Provision to boost affordable housing

The Queenstown Lakes District Council offices on Gorge Road, Queenstown. PHOTO: PETER MCINTOSH
The Queenstown Lakes District Council offices on Gorge Road, Queenstown. PHOTO: PETER MCINTOSH
In a decision dubbed "ground-breaking", Queenstown Lakes District Council has agreed to include provisions in its proposed district plan to increase the amount of affordable housing in the district.

The plan change, which will now be publicly notified, would introduce new inclusionary zoning policy requiring residential development and subdivision to pay either a monetary or land contribution to the council.

The policy will apply to subdivisions within residential zones that result in more than one new lot, and developers will be required to contribute 5% of the estimated sales value.

The contributions would fund the construction of affordable housing for low to medium income people, primarily through Queenstown Lakes Community Housing Trust (QLCHT).

In a report presented at Thursday’s full council meeting, housing affordability was labelled "a significant issue" in the district, due to high median house prices coupled with average household incomes.

The meeting’s public forum saw the housing trust chief executive Julie Scott commend the proposed policy, while Kinloch businessman John Glover said the model would "tax those who are actually providing housing".

He said as council was not proposing to tax the businesses and tourism operators, "who’s rapid growth in the district has been a significant factor underlying the housing shortage", the decision was political.

"Putting a tax on house building in the name of affordable housing is really quite unsafe."

Several councillors similarly questioned the sense of inclusionary zoning in the district, anticipating push-back from developers, and an eventual Environment Court appeal.

"It’s going to go through the courts and we won’t get any money out of this, if we ever do, for five, six years ... ," Cr Niki Gladding said.

Quentin Smith.
Quentin Smith.
However, all councillors acknowledged housing affordability must be urgently addressed, and encouraged other income streams to be considered alongside inclusionary zoning.

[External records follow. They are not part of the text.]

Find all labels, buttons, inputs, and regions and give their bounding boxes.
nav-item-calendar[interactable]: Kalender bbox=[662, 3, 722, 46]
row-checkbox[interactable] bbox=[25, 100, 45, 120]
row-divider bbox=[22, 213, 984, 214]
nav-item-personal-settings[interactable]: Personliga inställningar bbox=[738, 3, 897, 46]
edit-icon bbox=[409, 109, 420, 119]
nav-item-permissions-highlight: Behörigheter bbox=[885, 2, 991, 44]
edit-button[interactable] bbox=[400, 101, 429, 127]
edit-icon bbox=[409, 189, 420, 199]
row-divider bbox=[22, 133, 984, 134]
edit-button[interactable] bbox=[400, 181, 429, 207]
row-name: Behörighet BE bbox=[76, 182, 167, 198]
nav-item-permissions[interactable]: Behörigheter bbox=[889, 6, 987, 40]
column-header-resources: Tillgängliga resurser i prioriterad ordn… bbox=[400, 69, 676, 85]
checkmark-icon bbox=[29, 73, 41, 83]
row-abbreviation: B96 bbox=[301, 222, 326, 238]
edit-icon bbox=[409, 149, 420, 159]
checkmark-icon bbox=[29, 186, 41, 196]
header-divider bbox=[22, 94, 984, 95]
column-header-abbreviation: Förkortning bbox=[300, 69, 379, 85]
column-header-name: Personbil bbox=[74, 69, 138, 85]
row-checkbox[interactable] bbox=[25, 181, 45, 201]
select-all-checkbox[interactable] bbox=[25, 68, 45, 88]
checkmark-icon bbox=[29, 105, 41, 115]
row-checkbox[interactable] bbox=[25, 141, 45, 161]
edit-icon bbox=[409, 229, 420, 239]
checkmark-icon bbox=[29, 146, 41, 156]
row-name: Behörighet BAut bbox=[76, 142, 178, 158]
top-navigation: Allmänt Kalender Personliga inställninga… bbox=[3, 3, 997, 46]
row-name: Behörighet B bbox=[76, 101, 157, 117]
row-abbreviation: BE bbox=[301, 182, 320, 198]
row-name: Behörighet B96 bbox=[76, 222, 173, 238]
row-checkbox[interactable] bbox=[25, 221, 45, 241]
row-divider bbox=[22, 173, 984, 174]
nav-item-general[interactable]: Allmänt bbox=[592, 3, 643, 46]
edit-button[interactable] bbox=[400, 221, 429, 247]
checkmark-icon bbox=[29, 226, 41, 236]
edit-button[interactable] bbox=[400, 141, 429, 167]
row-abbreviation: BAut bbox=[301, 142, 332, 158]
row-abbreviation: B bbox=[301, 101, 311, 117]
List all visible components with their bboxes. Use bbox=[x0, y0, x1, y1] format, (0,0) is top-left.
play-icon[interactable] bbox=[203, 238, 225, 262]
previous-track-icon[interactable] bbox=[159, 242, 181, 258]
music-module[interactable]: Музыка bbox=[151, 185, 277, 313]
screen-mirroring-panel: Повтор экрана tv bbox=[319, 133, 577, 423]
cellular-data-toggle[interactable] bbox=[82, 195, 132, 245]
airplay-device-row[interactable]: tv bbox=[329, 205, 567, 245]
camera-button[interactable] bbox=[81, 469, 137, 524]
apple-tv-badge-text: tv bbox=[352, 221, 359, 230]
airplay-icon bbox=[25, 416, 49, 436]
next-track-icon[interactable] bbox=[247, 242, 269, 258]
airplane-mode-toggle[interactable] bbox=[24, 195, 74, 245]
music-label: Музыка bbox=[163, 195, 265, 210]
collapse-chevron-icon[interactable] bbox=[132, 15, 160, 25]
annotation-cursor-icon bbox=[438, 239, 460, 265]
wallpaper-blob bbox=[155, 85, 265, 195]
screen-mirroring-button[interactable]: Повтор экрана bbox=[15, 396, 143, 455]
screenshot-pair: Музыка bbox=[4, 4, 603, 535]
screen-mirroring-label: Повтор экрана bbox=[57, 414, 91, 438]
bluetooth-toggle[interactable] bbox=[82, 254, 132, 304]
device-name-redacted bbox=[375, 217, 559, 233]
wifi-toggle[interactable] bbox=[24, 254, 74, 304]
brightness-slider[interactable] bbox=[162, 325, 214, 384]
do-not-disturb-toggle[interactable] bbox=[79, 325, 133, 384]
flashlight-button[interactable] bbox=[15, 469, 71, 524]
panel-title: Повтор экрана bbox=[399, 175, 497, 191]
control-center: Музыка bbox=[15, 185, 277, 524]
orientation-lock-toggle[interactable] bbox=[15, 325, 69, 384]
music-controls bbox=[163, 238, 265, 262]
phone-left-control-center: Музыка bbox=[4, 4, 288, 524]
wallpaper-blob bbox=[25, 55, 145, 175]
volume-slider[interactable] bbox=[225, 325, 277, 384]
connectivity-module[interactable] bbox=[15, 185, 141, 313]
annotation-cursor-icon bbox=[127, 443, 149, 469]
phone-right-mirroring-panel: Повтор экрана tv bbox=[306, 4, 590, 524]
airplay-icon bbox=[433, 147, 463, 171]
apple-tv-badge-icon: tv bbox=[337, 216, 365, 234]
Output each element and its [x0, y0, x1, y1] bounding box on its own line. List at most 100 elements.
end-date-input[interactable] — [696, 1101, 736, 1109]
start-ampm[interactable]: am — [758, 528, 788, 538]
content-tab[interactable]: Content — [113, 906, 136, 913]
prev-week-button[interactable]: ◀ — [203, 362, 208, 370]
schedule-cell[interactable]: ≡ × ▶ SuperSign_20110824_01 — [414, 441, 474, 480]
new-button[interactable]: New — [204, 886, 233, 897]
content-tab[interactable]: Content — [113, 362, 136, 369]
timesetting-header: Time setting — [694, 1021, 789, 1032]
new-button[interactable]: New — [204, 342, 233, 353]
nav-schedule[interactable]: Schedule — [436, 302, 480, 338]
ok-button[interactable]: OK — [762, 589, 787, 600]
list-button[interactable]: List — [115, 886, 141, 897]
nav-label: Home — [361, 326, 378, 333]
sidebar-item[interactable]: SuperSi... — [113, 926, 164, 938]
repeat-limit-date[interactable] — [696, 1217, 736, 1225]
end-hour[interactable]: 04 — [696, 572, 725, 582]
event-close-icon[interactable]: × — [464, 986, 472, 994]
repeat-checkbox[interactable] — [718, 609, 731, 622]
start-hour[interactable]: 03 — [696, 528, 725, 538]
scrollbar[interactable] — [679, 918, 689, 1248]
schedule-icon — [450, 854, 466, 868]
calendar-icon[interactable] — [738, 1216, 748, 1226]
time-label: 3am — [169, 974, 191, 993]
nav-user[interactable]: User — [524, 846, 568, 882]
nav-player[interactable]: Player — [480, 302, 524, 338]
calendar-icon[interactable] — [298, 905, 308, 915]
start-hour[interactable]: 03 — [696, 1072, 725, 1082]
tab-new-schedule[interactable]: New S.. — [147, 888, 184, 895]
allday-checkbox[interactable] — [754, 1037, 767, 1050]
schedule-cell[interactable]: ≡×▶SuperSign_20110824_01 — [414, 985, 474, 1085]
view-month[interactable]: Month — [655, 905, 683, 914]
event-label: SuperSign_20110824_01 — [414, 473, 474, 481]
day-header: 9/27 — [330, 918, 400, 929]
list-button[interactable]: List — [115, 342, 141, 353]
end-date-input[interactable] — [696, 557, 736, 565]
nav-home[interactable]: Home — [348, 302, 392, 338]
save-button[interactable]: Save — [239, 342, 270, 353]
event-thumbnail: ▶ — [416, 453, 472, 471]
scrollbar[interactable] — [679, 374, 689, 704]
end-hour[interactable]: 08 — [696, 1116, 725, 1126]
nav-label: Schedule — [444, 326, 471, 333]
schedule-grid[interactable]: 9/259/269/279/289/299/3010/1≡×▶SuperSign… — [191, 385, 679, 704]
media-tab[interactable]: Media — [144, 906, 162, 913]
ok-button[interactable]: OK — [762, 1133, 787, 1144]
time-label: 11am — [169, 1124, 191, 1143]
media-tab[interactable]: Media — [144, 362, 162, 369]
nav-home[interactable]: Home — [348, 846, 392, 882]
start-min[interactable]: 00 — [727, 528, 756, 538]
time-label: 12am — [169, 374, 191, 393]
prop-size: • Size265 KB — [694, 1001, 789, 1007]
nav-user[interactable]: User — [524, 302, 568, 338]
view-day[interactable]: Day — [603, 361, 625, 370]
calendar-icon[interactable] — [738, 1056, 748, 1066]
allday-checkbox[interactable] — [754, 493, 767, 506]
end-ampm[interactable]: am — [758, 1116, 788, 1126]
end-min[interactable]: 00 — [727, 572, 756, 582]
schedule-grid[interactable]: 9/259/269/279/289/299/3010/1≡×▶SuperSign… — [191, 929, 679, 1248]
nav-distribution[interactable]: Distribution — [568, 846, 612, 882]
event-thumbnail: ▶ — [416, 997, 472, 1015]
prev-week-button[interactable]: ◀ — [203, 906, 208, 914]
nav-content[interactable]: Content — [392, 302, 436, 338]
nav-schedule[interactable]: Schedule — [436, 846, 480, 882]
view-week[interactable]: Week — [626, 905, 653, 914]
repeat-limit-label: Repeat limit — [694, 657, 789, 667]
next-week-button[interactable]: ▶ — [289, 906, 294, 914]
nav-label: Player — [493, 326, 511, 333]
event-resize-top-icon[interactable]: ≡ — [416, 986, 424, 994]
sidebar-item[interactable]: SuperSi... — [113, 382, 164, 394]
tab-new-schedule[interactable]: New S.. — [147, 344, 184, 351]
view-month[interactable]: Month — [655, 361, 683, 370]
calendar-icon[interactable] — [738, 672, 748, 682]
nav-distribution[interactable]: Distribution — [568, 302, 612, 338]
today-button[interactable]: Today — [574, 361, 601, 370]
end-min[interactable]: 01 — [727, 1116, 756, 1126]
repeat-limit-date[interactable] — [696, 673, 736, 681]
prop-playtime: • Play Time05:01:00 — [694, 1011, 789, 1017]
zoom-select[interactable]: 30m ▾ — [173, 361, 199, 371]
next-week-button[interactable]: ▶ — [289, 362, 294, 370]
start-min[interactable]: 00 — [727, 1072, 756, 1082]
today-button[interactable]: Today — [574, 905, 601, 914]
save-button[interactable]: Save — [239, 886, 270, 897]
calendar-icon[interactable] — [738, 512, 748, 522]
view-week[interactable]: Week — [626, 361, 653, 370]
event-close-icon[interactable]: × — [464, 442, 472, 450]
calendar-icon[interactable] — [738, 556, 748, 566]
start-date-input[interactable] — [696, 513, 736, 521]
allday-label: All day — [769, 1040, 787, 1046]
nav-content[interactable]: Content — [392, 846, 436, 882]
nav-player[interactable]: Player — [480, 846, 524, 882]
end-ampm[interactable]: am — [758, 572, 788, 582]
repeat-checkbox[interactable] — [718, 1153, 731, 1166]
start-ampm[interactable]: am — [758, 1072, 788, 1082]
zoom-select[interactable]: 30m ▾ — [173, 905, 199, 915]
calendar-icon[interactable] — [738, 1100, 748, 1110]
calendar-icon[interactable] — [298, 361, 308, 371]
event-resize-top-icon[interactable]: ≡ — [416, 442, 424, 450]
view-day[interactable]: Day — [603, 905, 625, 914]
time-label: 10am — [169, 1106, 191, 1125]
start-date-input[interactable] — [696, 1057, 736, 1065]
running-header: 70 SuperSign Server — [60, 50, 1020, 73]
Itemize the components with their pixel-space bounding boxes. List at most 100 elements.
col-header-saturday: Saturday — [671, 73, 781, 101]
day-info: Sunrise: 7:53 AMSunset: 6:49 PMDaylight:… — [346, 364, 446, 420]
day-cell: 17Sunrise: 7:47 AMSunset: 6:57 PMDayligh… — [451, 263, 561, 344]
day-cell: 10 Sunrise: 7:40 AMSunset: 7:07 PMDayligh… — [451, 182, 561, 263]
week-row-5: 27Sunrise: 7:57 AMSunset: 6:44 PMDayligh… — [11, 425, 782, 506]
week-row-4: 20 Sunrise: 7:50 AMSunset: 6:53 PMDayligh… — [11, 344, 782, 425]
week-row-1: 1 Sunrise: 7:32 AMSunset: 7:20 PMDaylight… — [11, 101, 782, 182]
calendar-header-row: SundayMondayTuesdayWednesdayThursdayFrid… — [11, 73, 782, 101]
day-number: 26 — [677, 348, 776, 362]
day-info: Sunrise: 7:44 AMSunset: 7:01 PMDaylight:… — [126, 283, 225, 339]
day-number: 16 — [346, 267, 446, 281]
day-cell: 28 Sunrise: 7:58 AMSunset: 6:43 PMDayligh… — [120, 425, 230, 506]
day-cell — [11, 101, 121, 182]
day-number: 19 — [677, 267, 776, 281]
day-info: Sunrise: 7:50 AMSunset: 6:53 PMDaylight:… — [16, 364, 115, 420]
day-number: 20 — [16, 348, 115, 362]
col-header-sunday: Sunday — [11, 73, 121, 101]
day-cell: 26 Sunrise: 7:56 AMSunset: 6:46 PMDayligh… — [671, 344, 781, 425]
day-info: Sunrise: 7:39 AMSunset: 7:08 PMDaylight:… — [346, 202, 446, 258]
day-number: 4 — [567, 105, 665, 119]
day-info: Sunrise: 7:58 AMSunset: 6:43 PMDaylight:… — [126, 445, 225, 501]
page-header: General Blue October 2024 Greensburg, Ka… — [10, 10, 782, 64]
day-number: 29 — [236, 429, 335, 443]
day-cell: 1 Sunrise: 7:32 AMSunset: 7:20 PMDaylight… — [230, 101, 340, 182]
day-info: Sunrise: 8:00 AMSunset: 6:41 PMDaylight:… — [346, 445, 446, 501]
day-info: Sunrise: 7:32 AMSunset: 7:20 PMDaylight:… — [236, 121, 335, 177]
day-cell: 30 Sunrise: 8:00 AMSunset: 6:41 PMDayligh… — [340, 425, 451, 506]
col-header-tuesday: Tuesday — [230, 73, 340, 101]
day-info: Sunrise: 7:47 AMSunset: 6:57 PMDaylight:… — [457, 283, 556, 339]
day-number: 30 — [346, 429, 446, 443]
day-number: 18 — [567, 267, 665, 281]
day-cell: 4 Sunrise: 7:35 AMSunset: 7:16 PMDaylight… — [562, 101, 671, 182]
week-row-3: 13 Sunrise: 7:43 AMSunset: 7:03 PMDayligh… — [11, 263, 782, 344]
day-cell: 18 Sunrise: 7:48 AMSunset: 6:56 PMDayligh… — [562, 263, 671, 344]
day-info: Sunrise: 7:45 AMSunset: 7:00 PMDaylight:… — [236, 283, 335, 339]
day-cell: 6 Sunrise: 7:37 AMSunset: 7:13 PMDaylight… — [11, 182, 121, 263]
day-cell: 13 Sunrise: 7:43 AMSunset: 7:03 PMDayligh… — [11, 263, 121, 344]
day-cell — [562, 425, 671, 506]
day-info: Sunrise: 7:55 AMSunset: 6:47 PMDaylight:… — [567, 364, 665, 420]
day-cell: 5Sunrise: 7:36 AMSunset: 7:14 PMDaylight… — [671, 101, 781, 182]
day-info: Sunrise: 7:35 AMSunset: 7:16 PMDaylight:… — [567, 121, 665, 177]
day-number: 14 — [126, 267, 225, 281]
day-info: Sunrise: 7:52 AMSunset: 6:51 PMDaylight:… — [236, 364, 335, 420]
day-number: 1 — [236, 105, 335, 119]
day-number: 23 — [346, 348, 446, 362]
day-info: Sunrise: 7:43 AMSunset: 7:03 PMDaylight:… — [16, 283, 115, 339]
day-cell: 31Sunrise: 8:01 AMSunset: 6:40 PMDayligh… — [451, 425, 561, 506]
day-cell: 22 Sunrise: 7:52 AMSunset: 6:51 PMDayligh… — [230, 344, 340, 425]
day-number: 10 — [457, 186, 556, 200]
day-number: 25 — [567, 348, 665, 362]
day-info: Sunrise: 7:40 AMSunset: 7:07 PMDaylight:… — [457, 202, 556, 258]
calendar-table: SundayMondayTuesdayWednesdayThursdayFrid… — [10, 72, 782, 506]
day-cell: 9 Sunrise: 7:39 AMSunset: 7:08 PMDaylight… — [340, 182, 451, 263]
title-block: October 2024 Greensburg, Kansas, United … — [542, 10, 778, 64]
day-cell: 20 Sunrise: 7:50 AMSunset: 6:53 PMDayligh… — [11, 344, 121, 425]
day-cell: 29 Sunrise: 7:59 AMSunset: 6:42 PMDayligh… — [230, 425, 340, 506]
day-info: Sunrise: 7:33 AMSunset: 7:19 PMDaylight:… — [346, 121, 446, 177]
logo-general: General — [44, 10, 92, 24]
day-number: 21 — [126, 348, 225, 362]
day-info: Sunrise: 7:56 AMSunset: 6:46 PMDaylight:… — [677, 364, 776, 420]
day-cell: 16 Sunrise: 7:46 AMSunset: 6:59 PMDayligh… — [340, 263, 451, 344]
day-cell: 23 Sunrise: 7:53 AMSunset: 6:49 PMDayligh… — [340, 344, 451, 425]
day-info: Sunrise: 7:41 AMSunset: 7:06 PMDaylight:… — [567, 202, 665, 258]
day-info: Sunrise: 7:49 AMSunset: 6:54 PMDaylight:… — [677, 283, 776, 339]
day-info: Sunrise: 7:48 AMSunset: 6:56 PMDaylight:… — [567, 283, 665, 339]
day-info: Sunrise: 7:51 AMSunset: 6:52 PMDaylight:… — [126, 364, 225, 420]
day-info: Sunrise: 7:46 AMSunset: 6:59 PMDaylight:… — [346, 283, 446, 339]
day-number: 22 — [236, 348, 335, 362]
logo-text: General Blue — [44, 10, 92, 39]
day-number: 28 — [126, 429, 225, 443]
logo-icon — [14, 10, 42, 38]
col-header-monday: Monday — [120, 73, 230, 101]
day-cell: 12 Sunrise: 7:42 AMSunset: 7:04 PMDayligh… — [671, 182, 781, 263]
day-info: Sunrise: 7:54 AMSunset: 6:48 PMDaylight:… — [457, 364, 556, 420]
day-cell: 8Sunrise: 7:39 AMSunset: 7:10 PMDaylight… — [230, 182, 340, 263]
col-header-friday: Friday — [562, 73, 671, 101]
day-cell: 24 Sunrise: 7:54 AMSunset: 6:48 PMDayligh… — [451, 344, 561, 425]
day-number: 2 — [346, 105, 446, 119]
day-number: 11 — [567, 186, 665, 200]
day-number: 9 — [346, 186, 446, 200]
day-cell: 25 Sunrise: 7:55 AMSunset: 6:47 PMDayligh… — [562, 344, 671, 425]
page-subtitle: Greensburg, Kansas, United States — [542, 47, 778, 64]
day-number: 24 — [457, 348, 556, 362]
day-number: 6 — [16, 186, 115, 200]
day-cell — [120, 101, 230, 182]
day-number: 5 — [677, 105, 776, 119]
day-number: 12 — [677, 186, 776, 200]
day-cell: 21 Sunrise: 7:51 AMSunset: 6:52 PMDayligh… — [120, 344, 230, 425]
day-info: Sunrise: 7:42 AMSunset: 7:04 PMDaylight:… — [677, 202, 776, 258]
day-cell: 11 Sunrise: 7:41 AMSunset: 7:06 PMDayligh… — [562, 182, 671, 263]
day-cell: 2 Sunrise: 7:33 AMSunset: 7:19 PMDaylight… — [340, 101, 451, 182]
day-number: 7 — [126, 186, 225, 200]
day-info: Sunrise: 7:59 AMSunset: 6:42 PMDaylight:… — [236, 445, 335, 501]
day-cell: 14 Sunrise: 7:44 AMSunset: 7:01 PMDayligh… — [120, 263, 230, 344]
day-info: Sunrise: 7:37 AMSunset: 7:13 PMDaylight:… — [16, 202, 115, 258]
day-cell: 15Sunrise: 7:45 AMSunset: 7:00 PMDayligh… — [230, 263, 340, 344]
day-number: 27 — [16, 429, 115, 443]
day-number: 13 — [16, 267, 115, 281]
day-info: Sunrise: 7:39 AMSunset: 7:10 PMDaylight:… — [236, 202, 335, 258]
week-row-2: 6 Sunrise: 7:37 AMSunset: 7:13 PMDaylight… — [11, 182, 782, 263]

"What we’re facing is an intergenerational housing affordability crisis — this will affect, socially, our community for at least an entire generation," Cr Quentin Smith said.

"I’m not unaware of the challenges this plan will face ... but we need to try and I support us doing everything we can to make that work."

Crs Niamh Shaw and Calum MacLeod said the plan change was "ground-breaking".

"This is brilliant — it’s essential work that has been done for this district ... by people that live here and feel that pain," Cr MacLeod said.

"If we do have to take it to the High Court, so bloody what — I’m happy to go into a ring with anyone to defend this."

Niamh Shaw.
Niamh Shaw.

A late submission from iwi authorities requested Maori freehold land, and Crown land reserved for Maori, be excluded from the policy, which triggered an hour-long debate between councillors, and a subsequent amendment.

However, the amendment was eventually revoked when it came to light the proposed policy would not apply to the Maori land in question — Kidds Bush and Sticky Forest — as the sites are zoned rural.

At the conclusion of the discussion, which Mayor Jim Boult called "the most truncated and difficult item we’ve faced at this council", councillors voted 10-1 to publicly notify the plan change.

To date, QLCHT has built eight housing developments, with construction under way on a further ten homes in Wanaka, and sections in Hawea and Arrowtown slated for development later this year.